Healthcare
The right skills on your resume can mean the difference between landing an interview and getting filtered out. Here are the exact skills public health analyst employers are looking for in 2026.
These technical skills are the foundation of any strong public health analyst resume. Employers and ATS systems specifically scan for these:
In-demand Epidemiological analysis skills are essential for epidemiological analysis workflows and employer expectations.
In-demand SAS/R/Stata skills are essential for sas/r/stata workflows and employer expectations.
In-demand Health data reporting skills are essential for health data reporting workflows and employer expectations.
In-demand Policy analysis skills are essential for policy analysis workflows and employer expectations.
In-demand Surveillance systems skills are essential for surveillance systems workflows and employer expectations.
In-demand Community health assessment skills are essential for community health assessment workflows and employer expectations.
In-demand Grant writing skills are essential for grant writing workflows and employer expectations.
In-demand Program evaluation skills are essential for program evaluation workflows and employer expectations.
Don't just list these — demonstrate them through your experience bullets with concrete examples:
Analytical thinking
Show through specific achievements, not just mentions.
Communication
Show through specific achievements, not just mentions.
Collaboration
Show through specific achievements, not just mentions.
Attention to detail
Show through specific achievements, not just mentions.
Passion for equity
Show through specific achievements, not just mentions.
Create a dedicated Skills section
Place a "Skills" or "Core Competencies" section near the top of your resume — after your summary but before your experience.
Use columns for visual efficiency
List skills in 2–3 columns to save space and make them easy to scan. Bullet points or pipe (|) separators work well.
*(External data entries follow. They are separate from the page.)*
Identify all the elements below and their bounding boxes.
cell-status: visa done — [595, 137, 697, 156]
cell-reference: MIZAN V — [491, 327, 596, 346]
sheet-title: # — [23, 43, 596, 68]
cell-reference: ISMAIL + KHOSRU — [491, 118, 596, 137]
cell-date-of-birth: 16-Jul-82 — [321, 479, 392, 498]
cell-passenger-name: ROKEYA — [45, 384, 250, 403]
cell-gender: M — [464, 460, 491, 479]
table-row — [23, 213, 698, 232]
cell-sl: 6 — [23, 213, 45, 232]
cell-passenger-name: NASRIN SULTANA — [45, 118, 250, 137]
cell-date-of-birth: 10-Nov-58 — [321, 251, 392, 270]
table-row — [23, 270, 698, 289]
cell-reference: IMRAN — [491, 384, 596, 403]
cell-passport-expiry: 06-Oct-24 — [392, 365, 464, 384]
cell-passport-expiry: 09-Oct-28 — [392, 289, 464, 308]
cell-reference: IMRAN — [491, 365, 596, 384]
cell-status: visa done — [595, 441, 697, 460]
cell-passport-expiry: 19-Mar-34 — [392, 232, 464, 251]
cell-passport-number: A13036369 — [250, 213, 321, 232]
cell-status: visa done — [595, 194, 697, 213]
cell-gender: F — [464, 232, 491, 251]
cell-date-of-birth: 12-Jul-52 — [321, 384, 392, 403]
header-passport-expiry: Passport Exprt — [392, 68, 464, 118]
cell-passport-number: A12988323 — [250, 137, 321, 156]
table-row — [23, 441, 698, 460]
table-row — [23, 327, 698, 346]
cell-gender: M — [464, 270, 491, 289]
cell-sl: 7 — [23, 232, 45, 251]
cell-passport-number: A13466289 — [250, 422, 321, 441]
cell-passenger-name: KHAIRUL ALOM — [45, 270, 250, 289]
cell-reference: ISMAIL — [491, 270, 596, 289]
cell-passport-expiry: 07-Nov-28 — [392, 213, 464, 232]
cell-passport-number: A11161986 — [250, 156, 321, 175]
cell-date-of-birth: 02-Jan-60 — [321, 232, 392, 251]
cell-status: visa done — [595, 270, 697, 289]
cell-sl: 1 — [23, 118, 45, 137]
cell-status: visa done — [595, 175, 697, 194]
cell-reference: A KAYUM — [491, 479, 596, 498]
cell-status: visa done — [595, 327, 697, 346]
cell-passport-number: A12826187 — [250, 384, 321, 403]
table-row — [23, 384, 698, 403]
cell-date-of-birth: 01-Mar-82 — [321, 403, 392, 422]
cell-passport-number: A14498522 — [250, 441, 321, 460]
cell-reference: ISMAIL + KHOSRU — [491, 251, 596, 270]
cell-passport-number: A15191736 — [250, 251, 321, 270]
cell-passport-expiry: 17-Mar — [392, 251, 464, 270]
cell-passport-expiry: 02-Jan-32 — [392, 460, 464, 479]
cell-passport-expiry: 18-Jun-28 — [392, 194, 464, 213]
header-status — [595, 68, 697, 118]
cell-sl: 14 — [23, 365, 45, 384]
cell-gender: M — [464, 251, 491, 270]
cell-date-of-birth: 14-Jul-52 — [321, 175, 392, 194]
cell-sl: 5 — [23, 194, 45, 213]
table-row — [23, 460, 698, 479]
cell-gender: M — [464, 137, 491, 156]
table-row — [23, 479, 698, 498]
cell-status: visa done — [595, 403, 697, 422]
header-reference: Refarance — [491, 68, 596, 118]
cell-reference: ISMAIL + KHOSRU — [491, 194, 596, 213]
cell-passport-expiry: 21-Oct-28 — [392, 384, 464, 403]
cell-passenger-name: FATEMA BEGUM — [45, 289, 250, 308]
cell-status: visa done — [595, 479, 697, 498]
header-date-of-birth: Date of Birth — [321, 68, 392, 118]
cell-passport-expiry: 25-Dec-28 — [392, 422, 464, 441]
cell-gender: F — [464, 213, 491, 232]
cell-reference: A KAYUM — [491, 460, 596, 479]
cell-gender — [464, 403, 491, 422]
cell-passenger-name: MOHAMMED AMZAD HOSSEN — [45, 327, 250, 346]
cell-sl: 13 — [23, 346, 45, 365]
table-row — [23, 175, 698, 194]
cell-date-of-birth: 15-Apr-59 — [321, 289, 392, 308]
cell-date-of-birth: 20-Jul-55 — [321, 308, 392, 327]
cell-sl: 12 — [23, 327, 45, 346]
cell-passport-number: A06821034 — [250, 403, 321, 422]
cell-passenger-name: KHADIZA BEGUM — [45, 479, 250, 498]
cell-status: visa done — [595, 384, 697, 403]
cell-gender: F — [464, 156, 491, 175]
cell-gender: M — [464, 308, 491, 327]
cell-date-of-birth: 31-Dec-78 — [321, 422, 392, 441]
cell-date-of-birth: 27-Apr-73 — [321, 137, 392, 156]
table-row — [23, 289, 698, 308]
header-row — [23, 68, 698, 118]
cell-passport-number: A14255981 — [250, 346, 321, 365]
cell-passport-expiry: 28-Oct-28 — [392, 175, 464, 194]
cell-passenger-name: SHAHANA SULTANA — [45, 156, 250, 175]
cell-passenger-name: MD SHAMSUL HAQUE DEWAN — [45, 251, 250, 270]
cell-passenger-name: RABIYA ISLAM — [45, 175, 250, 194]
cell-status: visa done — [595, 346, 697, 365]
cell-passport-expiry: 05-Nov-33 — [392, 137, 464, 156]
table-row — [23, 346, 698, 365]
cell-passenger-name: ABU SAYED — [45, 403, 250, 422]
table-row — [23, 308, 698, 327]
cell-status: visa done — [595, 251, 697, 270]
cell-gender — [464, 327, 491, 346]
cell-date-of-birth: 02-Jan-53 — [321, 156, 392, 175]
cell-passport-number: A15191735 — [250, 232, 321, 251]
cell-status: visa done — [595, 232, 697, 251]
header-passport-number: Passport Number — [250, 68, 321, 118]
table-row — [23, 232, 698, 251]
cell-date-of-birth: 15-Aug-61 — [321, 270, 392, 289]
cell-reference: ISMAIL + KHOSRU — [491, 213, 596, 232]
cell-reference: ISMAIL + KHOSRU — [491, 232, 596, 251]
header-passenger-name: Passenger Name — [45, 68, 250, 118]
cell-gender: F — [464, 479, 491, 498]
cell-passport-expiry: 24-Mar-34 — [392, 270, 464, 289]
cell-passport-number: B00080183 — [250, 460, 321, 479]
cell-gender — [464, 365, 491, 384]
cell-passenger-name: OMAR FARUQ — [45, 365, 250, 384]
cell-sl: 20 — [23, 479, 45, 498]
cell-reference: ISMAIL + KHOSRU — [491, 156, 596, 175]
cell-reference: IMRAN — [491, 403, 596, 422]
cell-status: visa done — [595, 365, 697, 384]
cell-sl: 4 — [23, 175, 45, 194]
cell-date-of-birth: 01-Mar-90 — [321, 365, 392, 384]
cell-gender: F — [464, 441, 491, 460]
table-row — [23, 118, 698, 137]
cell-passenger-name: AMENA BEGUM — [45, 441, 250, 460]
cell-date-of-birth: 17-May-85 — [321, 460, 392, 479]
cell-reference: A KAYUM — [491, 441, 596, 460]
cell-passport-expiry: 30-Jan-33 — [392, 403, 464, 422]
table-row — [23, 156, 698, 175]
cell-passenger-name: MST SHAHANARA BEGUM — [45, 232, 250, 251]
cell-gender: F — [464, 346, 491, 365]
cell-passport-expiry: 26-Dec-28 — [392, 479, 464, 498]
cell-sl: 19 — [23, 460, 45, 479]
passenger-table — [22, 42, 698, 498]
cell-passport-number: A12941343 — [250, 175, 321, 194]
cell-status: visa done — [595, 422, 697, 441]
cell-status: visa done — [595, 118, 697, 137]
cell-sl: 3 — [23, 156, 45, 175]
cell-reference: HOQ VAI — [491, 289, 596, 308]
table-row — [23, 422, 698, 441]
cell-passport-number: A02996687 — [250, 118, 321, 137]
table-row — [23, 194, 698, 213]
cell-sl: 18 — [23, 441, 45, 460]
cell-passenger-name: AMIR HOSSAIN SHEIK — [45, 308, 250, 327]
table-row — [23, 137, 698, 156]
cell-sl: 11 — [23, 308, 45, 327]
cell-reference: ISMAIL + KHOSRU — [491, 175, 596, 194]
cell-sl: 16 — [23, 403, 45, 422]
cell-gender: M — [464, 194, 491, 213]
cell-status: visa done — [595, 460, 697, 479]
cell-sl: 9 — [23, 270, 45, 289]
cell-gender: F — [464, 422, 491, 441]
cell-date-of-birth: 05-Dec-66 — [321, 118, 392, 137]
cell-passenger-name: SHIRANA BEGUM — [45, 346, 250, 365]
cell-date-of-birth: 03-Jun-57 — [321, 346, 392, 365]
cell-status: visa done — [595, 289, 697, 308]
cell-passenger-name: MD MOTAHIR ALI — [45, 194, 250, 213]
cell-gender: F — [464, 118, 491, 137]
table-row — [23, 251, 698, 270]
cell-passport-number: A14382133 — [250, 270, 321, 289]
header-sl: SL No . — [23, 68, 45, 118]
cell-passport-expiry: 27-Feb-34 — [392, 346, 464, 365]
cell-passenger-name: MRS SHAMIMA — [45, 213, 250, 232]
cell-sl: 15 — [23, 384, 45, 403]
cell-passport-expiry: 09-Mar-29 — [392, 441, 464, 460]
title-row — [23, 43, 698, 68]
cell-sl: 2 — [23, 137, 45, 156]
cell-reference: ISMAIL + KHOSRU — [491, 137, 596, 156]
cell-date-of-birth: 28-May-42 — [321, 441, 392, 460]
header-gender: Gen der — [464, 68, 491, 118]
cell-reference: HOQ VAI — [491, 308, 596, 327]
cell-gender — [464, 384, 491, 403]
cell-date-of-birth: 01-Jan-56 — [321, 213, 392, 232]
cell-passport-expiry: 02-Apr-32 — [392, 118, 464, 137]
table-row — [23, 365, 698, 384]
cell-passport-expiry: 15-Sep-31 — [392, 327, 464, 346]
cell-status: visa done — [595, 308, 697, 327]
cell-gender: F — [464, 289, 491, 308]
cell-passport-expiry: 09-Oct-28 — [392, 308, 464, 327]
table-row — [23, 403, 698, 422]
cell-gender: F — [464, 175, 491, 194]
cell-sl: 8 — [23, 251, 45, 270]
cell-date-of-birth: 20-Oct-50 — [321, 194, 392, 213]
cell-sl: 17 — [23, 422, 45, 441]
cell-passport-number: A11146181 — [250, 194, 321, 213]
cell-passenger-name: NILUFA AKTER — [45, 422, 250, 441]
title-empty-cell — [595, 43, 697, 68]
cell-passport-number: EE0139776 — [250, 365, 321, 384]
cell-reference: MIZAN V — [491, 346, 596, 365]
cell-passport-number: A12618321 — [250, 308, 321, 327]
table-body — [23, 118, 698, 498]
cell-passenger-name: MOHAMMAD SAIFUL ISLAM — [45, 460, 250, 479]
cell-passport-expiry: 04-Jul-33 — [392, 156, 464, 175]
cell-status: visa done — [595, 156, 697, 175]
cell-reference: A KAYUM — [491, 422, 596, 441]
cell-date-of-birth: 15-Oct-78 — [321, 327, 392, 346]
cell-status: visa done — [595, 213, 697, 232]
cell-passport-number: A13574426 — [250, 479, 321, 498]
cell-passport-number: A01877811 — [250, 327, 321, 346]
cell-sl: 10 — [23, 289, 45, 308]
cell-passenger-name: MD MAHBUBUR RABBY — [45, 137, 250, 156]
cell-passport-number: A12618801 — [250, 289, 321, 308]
Match the job description exactly
Copy exact skill names from the job posting. If they say "REST APIs" and you wrote "RESTful services", you might miss ATS matches.
Separate hard from soft skills
Keep technical/hard skills in your Skills section. Demonstrate soft skills through your experience bullets and summary instead.
Most public health analyst job applications are screened by ATS before a human ever reads them. Use these keywords naturally throughout your resume:
These three skills are associated with the highest-paying public health analyst roles:
Upload your resume and paste a job description to instantly see your keyword match score.